En aucun cas, la prescription ne peut être invoquée par l'Administration
pour s'opposer à l'exécution d'une décision passée en force de chose jugée.
Article 8
La juridiction compétente pour connaître de la demande à laquelle la
prescription est opposée, en vertu de la présente loi, est compétente pour
statuer sur l'exception de prescription.
Article 9
Les dispositions de la présente loi sont applicables aux créances nées
antérieurement à la date de son entrée en vigueur et non encore atteintes
de déchéance à cette même date . Les causes d'interruption et de
suspension prévues aux articles 2 et 3, survenues avant cette date,
produisent effet à l'égard de ces mêmes créances.
Article 10
Sont abrogées toutes dispositions contraires à celles de la présente loi et
notamment les article 9, 9 bis et 10 de la loi modifiée du 29 janvier 1831.
Article 11
Modifié par Loi 99-209 1999-03-19 art. 222 JORF 21 mars 1999.
En Nouvelle-Calédonie, à Saint-Pierre-et-Miquelon dans les territoires de la
Polynésie française, des Terres australes et antarctiques françaises et des
îles Wallis et Futuna, la présente loi est applicable aux créances
mentionnées à l'article 1er ainsi qu'aux créances sur ces territoires.
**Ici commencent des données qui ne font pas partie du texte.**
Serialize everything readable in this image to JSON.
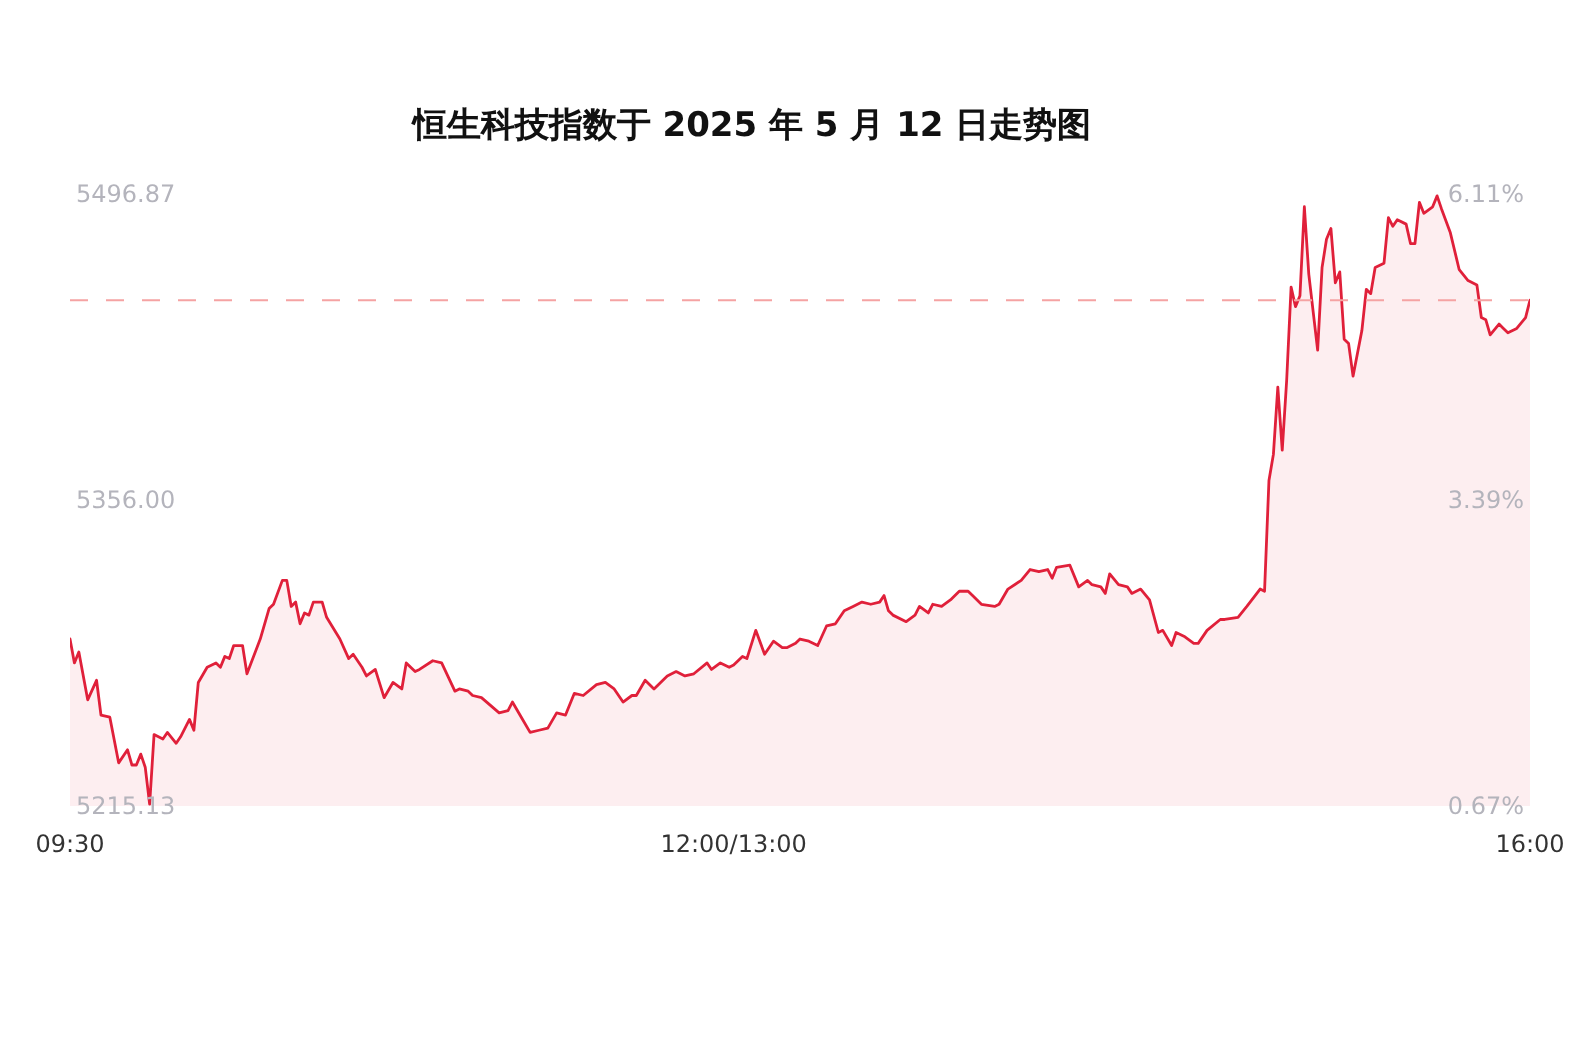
{
  "chart_data": {
    "type": "area",
    "title": "恒生科技指数于 2025 年 5 月 12 日走势图",
    "categories": [
      "09:30",
      null,
      null,
      null,
      null,
      null,
      null,
      null,
      null,
      null,
      null,
      null,
      null,
      null,
      null,
      null,
      null,
      null,
      null,
      null,
      null,
      null,
      null,
      null,
      null,
      null,
      null,
      null,
      null,
      null,
      null,
      null,
      null,
      null,
      null,
      null,
      null,
      null,
      null,
      null,
      null,
      null,
      null,
      null,
      null,
      null,
      null,
      null,
      null,
      null,
      null,
      null,
      null,
      null,
      null,
      null,
      null,
      null,
      null,
      null,
      null,
      null,
      null,
      null,
      null,
      null,
      null,
      null,
      null,
      null,
      null,
      null,
      null,
      null,
      null,
      null,
      null,
      null,
      null,
      null,
      null,
      null,
      null,
      null,
      null,
      null,
      null,
      null,
      null,
      null,
      null,
      null,
      null,
      null,
      null,
      null,
      null,
      null,
      null,
      null,
      null,
      null,
      null,
      null,
      null,
      null,
      null,
      null,
      null,
      null,
      null,
      null,
      null,
      null,
      null,
      null,
      null,
      null,
      null,
      null,
      null,
      null,
      null,
      null,
      null,
      null,
      null,
      null,
      null,
      null,
      null,
      null,
      null,
      null,
      null,
      null,
      null,
      null,
      null,
      null,
      null,
      null,
      null,
      null,
      null,
      null,
      null,
      null,
      null,
      null,
      "12:00/13:00",
      null,
      null,
      null,
      null,
      null,
      null,
      null,
      null,
      null,
      null,
      null,
      null,
      null,
      null,
      null,
      null,
      null,
      null,
      null,
      null,
      null,
      null,
      null,
      null,
      null,
      null,
      null,
      null,
      null,
      null,
      null,
      null,
      null,
      null,
      null,
      null,
      null,
      null,
      null,
      null,
      null,
      null,
      null,
      null,
      null,
      null,
      null,
      null,
      null,
      null,
      null,
      null,
      null,
      null,
      null,
      null,
      null,
      null,
      null,
      null,
      null,
      null,
      null,
      null,
      null,
      null,
      null,
      null,
      null,
      null,
      null,
      null,
      null,
      null,
      null,
      null,
      null,
      null,
      null,
      null,
      null,
      null,
      null,
      null,
      null,
      null,
      null,
      null,
      null,
      null,
      null,
      null,
      null,
      null,
      null,
      null,
      null,
      null,
      null,
      null,
      null,
      null,
      null,
      null,
      null,
      null,
      null,
      null,
      null,
      null,
      null,
      null,
      null,
      null,
      null,
      null,
      null,
      null,
      null,
      null,
      null,
      null,
      null,
      null,
      null,
      null,
      null,
      null,
      null,
      null,
      null,
      null,
      null,
      null,
      null,
      null,
      null,
      null,
      null,
      null,
      null,
      null,
      null,
      null,
      null,
      null,
      null,
      null,
      null,
      null,
      null,
      null,
      null,
      null,
      null,
      null,
      null,
      null,
      null,
      null,
      null,
      null,
      null,
      null,
      null,
      null,
      null,
      null,
      null,
      null,
      null,
      null,
      null,
      null,
      null,
      null,
      null,
      null,
      null,
      "16:00"
    ],
    "series": [
      {
        "color": "#e0203a",
        "values": [
          5292,
          5281,
          5286,
          null,
          5264,
          null,
          5273,
          5257,
          null,
          5256,
          null,
          5235,
          null,
          5241,
          5234,
          5234,
          5239,
          5233,
          5216,
          5248,
          null,
          5246,
          5249,
          null,
          5244,
          5247,
          null,
          5255,
          5250,
          5272,
          null,
          5279,
          null,
          5281,
          5279,
          5284,
          5283,
          5289,
          null,
          5289,
          5276,
          null,
          null,
          5292,
          null,
          5306,
          5308,
          null,
          5319,
          5319,
          5307,
          5309,
          5299,
          5304,
          5303,
          5309,
          null,
          5309,
          5302,
          null,
          null,
          5292,
          null,
          5283,
          5285,
          null,
          5279,
          5275,
          null,
          5278,
          null,
          5265,
          null,
          5272,
          null,
          5269,
          5281,
          null,
          5277,
          5278,
          null,
          null,
          5282,
          null,
          5281,
          null,
          null,
          5268,
          5269,
          null,
          5268,
          5266,
          null,
          5265,
          null,
          null,
          null,
          5258,
          null,
          5259,
          5263,
          null,
          5256,
          null,
          5249,
          null,
          5250,
          null,
          5251,
          null,
          5258,
          null,
          5257,
          null,
          5267,
          null,
          5266,
          null,
          null,
          5271,
          null,
          5272,
          null,
          5269,
          null,
          5263,
          null,
          5266,
          5266,
          null,
          5273,
          null,
          5269,
          null,
          null,
          5275,
          null,
          5277,
          null,
          5275,
          null,
          5276,
          null,
          null,
          5281,
          5278,
          null,
          5281,
          null,
          5279,
          5280,
          null,
          5284,
          5283,
          null,
          5296,
          null,
          5285,
          null,
          5291,
          null,
          5288,
          5288,
          null,
          5290,
          5292,
          null,
          5291,
          null,
          5289,
          null,
          5298,
          null,
          5299,
          null,
          5305,
          null,
          5307,
          null,
          5309,
          null,
          5308,
          null,
          5309,
          5312,
          5305,
          5303,
          null,
          null,
          5300,
          null,
          5303,
          5307,
          null,
          5304,
          5308,
          null,
          5307,
          null,
          5310,
          null,
          5314,
          null,
          5314,
          5312,
          null,
          5308,
          null,
          null,
          5307,
          5308,
          null,
          5315,
          null,
          null,
          5319,
          null,
          5324,
          null,
          5323,
          null,
          5324,
          5320,
          5325,
          null,
          null,
          5326,
          null,
          5316,
          null,
          5319,
          5317,
          null,
          5316,
          5313,
          5322,
          null,
          5317,
          null,
          5316,
          5313,
          null,
          5315,
          null,
          5310,
          null,
          5295,
          5296,
          null,
          5289,
          5295,
          null,
          5293,
          null,
          5290,
          5290,
          null,
          5296,
          null,
          null,
          5301,
          5301,
          null,
          null,
          5302,
          null,
          5307,
          null,
          null,
          5315,
          5314,
          5365,
          5377,
          5408,
          5379,
          5411,
          5454,
          5445,
          5450,
          5491,
          5460,
          null,
          5425,
          5463,
          5476,
          5481,
          5456,
          5461,
          5430,
          5428,
          5413,
          null,
          5434,
          5453,
          5451,
          5463,
          null,
          5465,
          5486,
          5482,
          5485,
          null,
          5483,
          5474,
          5474,
          5493,
          5488,
          null,
          5491,
          5496,
          5490,
          null,
          5479,
          null,
          5462,
          null,
          5457,
          null,
          5455,
          5440,
          5439,
          5432,
          null,
          5437,
          5435,
          5433,
          null,
          5435,
          null,
          5440,
          5448
        ]
      }
    ],
    "ylim": [
      5215.13,
      5496.87
    ],
    "yticks": [
      5215.13,
      {
        "value": 5356,
        "label": "5356.00"
      },
      5496.87
    ],
    "y2lim": [
      0.67,
      6.11
    ],
    "y2ticks": [
      {
        "value": 0.67,
        "label": "0.67%"
      },
      {
        "value": 3.39,
        "label": "3.39%"
      },
      {
        "value": 6.11,
        "label": "6.11%"
      }
    ],
    "ref_lines": [
      {
        "axis": "y",
        "value": 5448,
        "color": "#f5a3a3",
        "line_style": "dashed"
      }
    ]
  }
}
Dans
les îles Wallis et Futuna, la présente loi est également applicable aux
créances sur les circonscriptions.
Par le Président de la République : C. DE GAULLE Le Premier ministre,
MAURICE COUVE DE MURVILLE. Le ministre d'Etat, garde des sceaux,
ministre de la justice, par intérim, JEAN-MARCEL JEANNENEY. Le ministre
de l'économie et des finances, FRANCOIS ORTOLI.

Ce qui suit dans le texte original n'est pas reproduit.